There are other danger signs for those financial markets that have  materialised in the last week or so. The sharp rise in junk bond yields has been referred to previously. The justification for that can be seen in the number of small and medium sized oil producers that are now in serious trouble. In the last week alone, 18% of Canadian oil rigs have been shut down. But prices continue to drop, because even as these less profitable rigs are taken out, additional supply continues to come on stream. OPEC is determined to keep pumping because it does not intend to lose market share, as it has in the past. Russia is producing more oil.

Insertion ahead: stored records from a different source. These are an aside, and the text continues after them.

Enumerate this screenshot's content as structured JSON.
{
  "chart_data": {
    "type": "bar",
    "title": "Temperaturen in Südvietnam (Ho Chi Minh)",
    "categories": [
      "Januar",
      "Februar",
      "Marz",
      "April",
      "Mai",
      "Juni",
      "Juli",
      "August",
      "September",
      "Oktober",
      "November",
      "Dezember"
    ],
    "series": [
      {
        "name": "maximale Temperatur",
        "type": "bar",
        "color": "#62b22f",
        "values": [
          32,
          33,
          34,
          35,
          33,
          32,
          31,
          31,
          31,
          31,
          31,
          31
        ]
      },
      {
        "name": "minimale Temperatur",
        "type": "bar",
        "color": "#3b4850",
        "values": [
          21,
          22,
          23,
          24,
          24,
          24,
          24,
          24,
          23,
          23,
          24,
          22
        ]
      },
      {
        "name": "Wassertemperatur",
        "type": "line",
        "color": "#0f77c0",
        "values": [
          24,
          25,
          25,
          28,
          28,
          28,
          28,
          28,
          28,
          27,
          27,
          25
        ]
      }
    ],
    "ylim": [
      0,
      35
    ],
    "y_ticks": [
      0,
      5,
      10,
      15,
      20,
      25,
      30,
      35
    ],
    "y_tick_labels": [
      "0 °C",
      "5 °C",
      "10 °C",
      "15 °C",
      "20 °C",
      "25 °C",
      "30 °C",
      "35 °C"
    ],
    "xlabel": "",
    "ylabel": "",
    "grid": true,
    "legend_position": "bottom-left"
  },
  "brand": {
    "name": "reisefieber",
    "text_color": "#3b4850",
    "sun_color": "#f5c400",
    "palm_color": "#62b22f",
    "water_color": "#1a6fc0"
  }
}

It was previously noted that the Schiller CAPE index for the S&P 500 is at 28, a level only previously seen prior to major stock market crashes such as 2000, 1987, and 1929. A further indicator now shows that the market is extremely overstretched. That is the measure of margin debt to GDP, which again is at levels only seen prior to these major crashes. Margin debt, is borrowing undertaken by speculators to finance their trades, rather than putting up their own money. This is fine so long as the trade is successful, and the borrowing can be paid back, but any significant drop in prices, or sustained fall, means that speculators are unable to repay the banks from whom they have borrowed. This very high level of margin debt is just another reflection that speculators have come to believe that share prices, just like bond prices and property prices could only ever go in one way. Serious crashes again always occur when such confidence is at the record high levels.